They are sitting eye to eye, and almost knee to knee, in front of Carlo Maratta’s The Baptism of Christ, transcribed in mosaic in the baptistery of St Peter’s Basilica in Rome. The original painting, from the 1690s, is close by in a Vatican chapel.
Maratta shows Christ in nothing more than a loin cloth, his bare feet visible in the waters of the River Jordan. On the bank, John holds the shell of water over Christ’s head and above them both hovers the holy spirit, in the form of a white dove. The Holy Land is implied in trees, blazing blue skies and distant rocks.
Maratta worked for three different popes in his long career (he died at 88, like Pope Francis himself). The leading Baroque artist in Rome after Gian Lorenzo Bernini's death, his paintings are everywhere in the city. He may not have been Francis’s chosen artist – Caravaggio was the Pope’s favourite painter – but Maratta’s work is pure and spare compared to the excesses of late 17th century Italian art.
The Baptism is all grace and clarity.
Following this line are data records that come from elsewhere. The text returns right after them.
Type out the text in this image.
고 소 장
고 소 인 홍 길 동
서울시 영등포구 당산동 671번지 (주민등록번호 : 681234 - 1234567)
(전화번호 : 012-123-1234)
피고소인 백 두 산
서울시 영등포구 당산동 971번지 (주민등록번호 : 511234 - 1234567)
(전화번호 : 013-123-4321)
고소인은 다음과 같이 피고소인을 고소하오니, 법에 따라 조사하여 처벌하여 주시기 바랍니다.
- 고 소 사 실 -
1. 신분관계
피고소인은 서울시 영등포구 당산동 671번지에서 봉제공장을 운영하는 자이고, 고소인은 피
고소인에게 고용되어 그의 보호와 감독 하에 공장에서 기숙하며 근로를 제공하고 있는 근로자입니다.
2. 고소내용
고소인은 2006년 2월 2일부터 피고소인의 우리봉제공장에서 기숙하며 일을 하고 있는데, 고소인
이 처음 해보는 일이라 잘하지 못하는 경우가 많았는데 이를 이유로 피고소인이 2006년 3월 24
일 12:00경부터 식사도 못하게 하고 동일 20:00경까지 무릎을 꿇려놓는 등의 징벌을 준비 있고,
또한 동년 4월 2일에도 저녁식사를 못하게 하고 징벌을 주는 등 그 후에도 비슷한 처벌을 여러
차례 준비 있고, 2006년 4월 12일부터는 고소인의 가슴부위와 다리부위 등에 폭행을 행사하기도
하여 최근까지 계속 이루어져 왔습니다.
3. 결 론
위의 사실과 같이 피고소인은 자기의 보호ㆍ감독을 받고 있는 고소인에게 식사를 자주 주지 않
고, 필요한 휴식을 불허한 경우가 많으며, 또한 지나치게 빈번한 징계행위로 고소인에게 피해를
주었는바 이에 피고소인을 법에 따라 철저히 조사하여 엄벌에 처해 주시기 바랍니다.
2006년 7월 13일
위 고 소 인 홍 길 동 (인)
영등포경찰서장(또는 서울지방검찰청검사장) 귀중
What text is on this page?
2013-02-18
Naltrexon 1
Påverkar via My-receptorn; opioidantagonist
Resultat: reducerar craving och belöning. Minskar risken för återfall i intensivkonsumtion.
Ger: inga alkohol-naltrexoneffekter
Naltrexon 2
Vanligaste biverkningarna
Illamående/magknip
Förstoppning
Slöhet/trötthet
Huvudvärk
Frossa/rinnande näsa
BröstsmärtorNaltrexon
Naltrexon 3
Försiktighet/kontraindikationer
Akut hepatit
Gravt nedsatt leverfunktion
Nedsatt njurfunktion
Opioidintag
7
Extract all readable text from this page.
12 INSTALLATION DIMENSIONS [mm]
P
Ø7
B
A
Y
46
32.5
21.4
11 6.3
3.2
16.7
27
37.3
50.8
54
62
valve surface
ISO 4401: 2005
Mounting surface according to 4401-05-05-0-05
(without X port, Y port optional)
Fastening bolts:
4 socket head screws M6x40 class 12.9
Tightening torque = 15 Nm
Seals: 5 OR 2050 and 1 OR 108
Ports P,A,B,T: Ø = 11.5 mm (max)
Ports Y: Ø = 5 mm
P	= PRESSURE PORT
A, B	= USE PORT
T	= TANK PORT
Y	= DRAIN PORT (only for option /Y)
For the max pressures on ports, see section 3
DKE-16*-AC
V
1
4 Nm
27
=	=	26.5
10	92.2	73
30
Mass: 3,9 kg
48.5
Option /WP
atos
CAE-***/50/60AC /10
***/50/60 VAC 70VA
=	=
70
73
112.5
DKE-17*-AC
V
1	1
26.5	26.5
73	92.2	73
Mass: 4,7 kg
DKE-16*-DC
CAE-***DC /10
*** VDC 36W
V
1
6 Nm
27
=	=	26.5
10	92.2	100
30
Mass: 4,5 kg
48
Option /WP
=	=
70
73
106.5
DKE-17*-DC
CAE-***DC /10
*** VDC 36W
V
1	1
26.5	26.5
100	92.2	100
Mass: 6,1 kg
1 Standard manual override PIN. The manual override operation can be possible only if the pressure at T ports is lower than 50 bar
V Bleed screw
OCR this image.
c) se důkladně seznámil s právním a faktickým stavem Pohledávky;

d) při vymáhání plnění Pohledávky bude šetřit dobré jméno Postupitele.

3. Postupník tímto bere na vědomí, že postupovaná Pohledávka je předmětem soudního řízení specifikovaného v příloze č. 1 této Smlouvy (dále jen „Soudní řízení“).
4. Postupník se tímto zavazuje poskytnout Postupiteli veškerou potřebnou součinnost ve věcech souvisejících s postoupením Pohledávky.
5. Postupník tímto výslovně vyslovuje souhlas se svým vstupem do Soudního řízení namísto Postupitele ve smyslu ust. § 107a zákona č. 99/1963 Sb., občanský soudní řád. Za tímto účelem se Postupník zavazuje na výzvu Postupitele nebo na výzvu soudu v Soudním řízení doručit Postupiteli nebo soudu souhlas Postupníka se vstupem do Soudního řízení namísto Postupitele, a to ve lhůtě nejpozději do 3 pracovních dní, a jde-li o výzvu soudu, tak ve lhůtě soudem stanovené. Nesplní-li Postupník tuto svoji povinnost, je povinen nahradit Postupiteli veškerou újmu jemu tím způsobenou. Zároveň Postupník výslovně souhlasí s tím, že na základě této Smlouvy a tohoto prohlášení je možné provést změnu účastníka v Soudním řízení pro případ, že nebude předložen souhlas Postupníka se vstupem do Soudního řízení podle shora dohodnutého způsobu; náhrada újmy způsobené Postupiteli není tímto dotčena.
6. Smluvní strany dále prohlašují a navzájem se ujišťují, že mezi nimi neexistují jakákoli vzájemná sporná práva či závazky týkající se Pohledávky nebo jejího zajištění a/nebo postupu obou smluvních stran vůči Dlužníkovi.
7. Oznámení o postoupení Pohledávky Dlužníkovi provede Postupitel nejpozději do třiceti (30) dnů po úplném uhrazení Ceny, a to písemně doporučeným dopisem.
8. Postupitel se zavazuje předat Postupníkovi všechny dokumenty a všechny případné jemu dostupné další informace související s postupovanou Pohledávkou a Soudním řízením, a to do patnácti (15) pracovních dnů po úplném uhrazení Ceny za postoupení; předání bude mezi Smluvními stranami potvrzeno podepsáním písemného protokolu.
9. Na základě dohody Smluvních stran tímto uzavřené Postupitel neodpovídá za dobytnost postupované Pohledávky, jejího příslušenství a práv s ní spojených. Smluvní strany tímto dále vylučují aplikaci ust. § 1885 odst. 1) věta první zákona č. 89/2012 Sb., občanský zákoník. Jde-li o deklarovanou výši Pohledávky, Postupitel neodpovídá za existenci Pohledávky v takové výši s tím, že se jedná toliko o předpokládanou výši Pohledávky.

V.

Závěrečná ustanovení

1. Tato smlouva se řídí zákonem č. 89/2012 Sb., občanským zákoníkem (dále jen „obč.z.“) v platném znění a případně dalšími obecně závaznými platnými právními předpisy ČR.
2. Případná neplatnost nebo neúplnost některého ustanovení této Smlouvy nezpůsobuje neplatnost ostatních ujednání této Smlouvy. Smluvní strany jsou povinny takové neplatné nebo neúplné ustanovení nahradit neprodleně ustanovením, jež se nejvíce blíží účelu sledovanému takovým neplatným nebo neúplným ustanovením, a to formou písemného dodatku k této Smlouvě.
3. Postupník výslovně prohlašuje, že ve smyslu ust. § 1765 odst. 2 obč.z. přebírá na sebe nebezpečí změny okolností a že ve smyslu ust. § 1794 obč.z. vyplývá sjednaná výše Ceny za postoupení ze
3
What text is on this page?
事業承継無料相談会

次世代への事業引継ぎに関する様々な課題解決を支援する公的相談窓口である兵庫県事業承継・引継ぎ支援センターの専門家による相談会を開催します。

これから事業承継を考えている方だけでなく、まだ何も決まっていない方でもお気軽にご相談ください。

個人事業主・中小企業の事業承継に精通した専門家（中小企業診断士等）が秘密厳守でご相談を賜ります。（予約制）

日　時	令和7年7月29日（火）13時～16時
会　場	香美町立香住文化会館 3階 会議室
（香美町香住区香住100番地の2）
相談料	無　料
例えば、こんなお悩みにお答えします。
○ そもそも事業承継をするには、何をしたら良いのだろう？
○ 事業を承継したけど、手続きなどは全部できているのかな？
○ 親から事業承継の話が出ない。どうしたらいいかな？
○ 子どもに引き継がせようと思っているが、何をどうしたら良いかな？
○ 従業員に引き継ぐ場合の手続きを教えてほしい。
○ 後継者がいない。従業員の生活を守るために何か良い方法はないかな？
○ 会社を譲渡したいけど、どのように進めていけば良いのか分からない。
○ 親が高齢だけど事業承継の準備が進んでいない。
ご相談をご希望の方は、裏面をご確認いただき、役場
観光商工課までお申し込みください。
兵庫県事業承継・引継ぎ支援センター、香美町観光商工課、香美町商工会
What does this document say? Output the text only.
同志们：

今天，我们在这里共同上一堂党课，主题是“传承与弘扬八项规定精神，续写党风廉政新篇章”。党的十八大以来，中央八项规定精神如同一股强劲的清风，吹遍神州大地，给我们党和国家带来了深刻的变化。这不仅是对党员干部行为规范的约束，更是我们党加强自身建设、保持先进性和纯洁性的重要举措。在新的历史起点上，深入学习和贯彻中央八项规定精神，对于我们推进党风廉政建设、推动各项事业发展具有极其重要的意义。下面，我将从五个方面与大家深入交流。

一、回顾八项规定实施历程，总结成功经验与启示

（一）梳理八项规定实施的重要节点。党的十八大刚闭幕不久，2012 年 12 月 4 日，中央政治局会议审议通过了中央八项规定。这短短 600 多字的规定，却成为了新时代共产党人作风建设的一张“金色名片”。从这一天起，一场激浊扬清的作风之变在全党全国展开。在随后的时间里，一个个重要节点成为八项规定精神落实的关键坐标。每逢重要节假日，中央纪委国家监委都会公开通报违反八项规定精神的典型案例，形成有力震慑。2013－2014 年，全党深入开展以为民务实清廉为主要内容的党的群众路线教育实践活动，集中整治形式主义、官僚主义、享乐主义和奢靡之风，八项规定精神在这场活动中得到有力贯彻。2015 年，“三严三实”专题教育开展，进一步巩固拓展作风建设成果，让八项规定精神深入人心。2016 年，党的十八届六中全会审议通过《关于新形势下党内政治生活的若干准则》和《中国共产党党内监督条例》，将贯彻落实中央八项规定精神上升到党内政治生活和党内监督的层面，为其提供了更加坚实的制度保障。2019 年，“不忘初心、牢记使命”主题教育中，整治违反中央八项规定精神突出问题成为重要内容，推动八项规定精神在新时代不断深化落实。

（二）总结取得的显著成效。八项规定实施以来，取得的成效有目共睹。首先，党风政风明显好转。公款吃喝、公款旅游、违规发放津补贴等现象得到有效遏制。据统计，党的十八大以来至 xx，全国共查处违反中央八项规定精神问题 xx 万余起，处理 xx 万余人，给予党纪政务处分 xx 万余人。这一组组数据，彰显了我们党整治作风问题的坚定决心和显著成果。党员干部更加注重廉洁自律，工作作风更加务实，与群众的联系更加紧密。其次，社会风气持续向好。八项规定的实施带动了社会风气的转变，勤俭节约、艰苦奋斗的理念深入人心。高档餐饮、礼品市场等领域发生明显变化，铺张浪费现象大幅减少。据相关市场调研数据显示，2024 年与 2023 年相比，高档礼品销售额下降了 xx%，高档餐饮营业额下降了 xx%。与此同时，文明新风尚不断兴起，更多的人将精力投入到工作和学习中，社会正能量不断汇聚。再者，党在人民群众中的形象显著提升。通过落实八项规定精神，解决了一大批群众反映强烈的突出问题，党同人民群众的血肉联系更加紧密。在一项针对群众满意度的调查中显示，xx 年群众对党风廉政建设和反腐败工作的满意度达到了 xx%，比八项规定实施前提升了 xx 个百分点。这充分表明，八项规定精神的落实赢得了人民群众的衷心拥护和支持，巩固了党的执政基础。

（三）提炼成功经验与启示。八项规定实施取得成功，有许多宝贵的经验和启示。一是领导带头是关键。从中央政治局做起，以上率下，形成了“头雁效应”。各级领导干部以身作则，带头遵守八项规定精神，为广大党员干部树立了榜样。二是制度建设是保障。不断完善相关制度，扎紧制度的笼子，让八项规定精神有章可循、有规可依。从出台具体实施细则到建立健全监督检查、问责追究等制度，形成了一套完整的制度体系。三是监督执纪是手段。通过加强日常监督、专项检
And what is shows is a scene of bowing down before a higher power, of literally lowering the head. One wonders who chose such a telling spot for this momentous encounter. Zelensky is Jewish, Trump reputedly Christian, yet this vision could hardly be lost on either of them. The Son of God is receiving the sacrament from an ordinary mortal: a moment of profound humility. Trump is facing the scene, but ignoring it. Baptism is the sacrament of forgiveness, purification and rebirth.